Title indicates an open-label extension of a Phase II RCT for psilocybin-assisted therapy in alcohol use disorder, but no results are provided in the abstract.

open-label extension

Users reported positive effects on emotional well-being (65%) but also adverse psychological effects (56%) and frequent high-dose use, highlighting addiction potential.

qualitative Sample size: 500

Highlights methodological challenges in psychedelic trials including masking, expectancy effects, and ethical issues that impair field advancement.

editorial

Proposes oxytocin as a modulator of ego-dissolution and non-dual awareness, but does not directly address addiction.

theoretical review

States that psychedelics induce neuroplasticity and alleviate symptoms in neuropsychiatric disorders including addiction, but provides no new data.

editorial

Notes that individuals with SUD are overrepresented among ketamine responders for TRD, but urges caution due to ketamine's misuse potential.

commentary

Suggests ketamine as a bridge therapy for acute suicidality with low addiction risk in controlled settings, but the model is hypothetical.

narrative review

After repeated ketamine treatments, substance misuse improved in all patients, with reductions in pain, depression, and dependence severity.

observational Sample size: 20

Describes a feasibility trial of ketamine plus ACT for comorbid AUD and TRD; no results reported.

protocol Sample size: 30

Participants generally supported psychedelic-assisted therapy for SUD, citing potential for insight and openness, but raised concerns about bad trips and relapse.

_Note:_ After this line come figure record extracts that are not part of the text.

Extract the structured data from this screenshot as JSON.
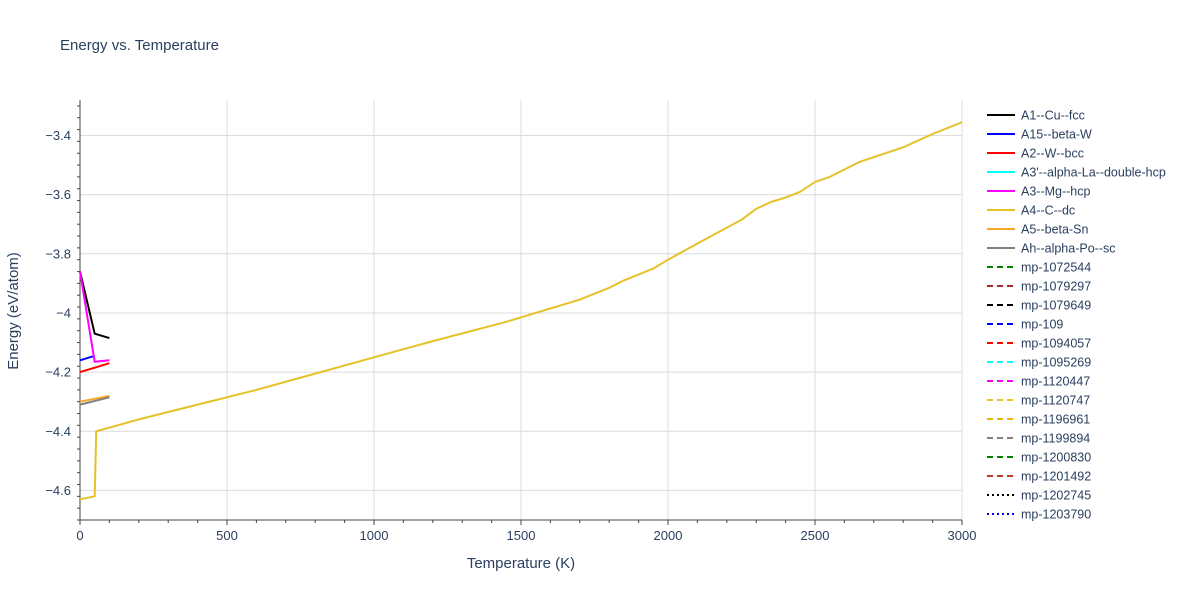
{
  "chart_data": {
    "type": "line",
    "title": "Energy vs. Temperature",
    "xlabel": "Temperature (K)",
    "ylabel": "Energy (eV/atom)",
    "xlim": [
      0,
      3000
    ],
    "ylim": [
      -4.7,
      -3.28
    ],
    "x_ticks": [
      0,
      500,
      1000,
      1500,
      2000,
      2500,
      3000
    ],
    "x_tick_labels": [
      "0",
      "500",
      "1000",
      "1500",
      "2000",
      "2500",
      "3000"
    ],
    "y_ticks": [
      -4.6,
      -4.4,
      -4.2,
      -4.0,
      -3.8,
      -3.6,
      -3.4
    ],
    "y_tick_labels": [
      "−4.6",
      "−4.4",
      "−4.2",
      "−4",
      "−3.8",
      "−3.6",
      "−3.4"
    ],
    "grid": true,
    "legend_position": "right",
    "series": [
      {
        "name": "A1--Cu--fcc",
        "color": "#000000",
        "dash": "solid",
        "x": [
          0,
          50,
          100
        ],
        "y": [
          -3.86,
          -4.07,
          -4.085
        ]
      },
      {
        "name": "A15--beta-W",
        "color": "#0000ff",
        "dash": "solid",
        "x": [
          0,
          50
        ],
        "y": [
          -4.16,
          -4.145
        ]
      },
      {
        "name": "A2--W--bcc",
        "color": "#ff0000",
        "dash": "solid",
        "x": [
          0,
          50,
          100
        ],
        "y": [
          -4.2,
          -4.185,
          -4.17
        ]
      },
      {
        "name": "A3'--alpha-La--double-hcp",
        "color": "#00ffff",
        "dash": "solid",
        "x": [],
        "y": []
      },
      {
        "name": "A3--Mg--hcp",
        "color": "#ff00ff",
        "dash": "solid",
        "x": [
          0,
          50,
          100
        ],
        "y": [
          -3.86,
          -4.165,
          -4.16
        ]
      },
      {
        "name": "A4--C--dc",
        "color": "#e6c229",
        "dash": "solid",
        "x": [
          0,
          50,
          55,
          200,
          400,
          600,
          800,
          1000,
          1200,
          1450,
          1700,
          1800,
          1850,
          1950,
          2000,
          2100,
          2250,
          2300,
          2350,
          2400,
          2450,
          2500,
          2550,
          2650,
          2800,
          2900,
          3000
        ],
        "y": [
          -4.63,
          -4.62,
          -4.4,
          -4.36,
          -4.31,
          -4.26,
          -4.205,
          -4.15,
          -4.095,
          -4.03,
          -3.955,
          -3.915,
          -3.89,
          -3.85,
          -3.82,
          -3.765,
          -3.685,
          -3.648,
          -3.625,
          -3.61,
          -3.59,
          -3.557,
          -3.54,
          -3.49,
          -3.44,
          -3.395,
          -3.355
        ]
      },
      {
        "name": "A5--beta-Sn",
        "color": "#f5a623",
        "dash": "solid",
        "x": [
          0,
          100
        ],
        "y": [
          -4.3,
          -4.28
        ]
      },
      {
        "name": "Ah--alpha-Po--sc",
        "color": "#808080",
        "dash": "solid",
        "x": [
          0,
          100
        ],
        "y": [
          -4.31,
          -4.285
        ]
      },
      {
        "name": "mp-1072544",
        "color": "#008000",
        "dash": "dashed",
        "x": [],
        "y": []
      },
      {
        "name": "mp-1079297",
        "color": "#a52a2a",
        "dash": "dashed",
        "x": [],
        "y": []
      },
      {
        "name": "mp-1079649",
        "color": "#000000",
        "dash": "dashed",
        "x": [],
        "y": []
      },
      {
        "name": "mp-109",
        "color": "#0000ff",
        "dash": "dashed",
        "x": [],
        "y": []
      },
      {
        "name": "mp-1094057",
        "color": "#ff0000",
        "dash": "dashed",
        "x": [],
        "y": []
      },
      {
        "name": "mp-1095269",
        "color": "#00ffff",
        "dash": "dashed",
        "x": [],
        "y": []
      },
      {
        "name": "mp-1120447",
        "color": "#ff00ff",
        "dash": "dashed",
        "x": [],
        "y": []
      },
      {
        "name": "mp-1120747",
        "color": "#e6c229",
        "dash": "dashed",
        "x": [],
        "y": []
      },
      {
        "name": "mp-1196961",
        "color": "#e6b800",
        "dash": "dashed",
        "x": [],
        "y": []
      },
      {
        "name": "mp-1199894",
        "color": "#808080",
        "dash": "dashed",
        "x": [],
        "y": []
      },
      {
        "name": "mp-1200830",
        "color": "#008000",
        "dash": "dashed",
        "x": [],
        "y": []
      },
      {
        "name": "mp-1201492",
        "color": "#c0392b",
        "dash": "dashed",
        "x": [],
        "y": []
      },
      {
        "name": "mp-1202745",
        "color": "#000000",
        "dash": "dotted",
        "x": [],
        "y": []
      },
      {
        "name": "mp-1203790",
        "color": "#0000ff",
        "dash": "dotted",
        "x": [],
        "y": []
      }
    ]
  }
}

qualitative Sample size: 17

Proposes ketamine-prazosin combination for PTSD and AUD based on complementary mechanisms, but notes it is untested in clinical trials.

theoretical

Points of agreement

  • Psychedelic compounds (ketamine, psilocybin, ibogaine derivatives) are viewed as promising for treating substance use disorders, especially when combined with therapy.
  • Small studies and qualitative reports indicate positive effects on mood and substance use reduction, but methodological limitations are widely acknowledged.
  • There is recognition of the need for larger, controlled trials with representative populations and attention to safety and addiction potential.

Conflicts

  • Ketamine is described as having low addiction risk in controlled settings (article 25214) but also as having misuse potential and frequent high-dose use in real-world contexts (article 29155).
  • Some studies emphasize the importance of mystical-type experiences for therapeutic effect, while others suggest they may not be strictly required (article 28040).

Gaps

  • No large-scale, double-blind, placebo-controlled RCTs for psychedelic-assisted therapy in addiction are reported in this set.
  • Durability of effects beyond short-term follow-up is not assessed.
  • Studies lack representative populations with polydrug use and comorbid mental illness.
  • The role of expectancy effects and blinding integrity is not systematically addressed in most studies.
  • Dose-response relationships and optimal treatment protocols remain undefined.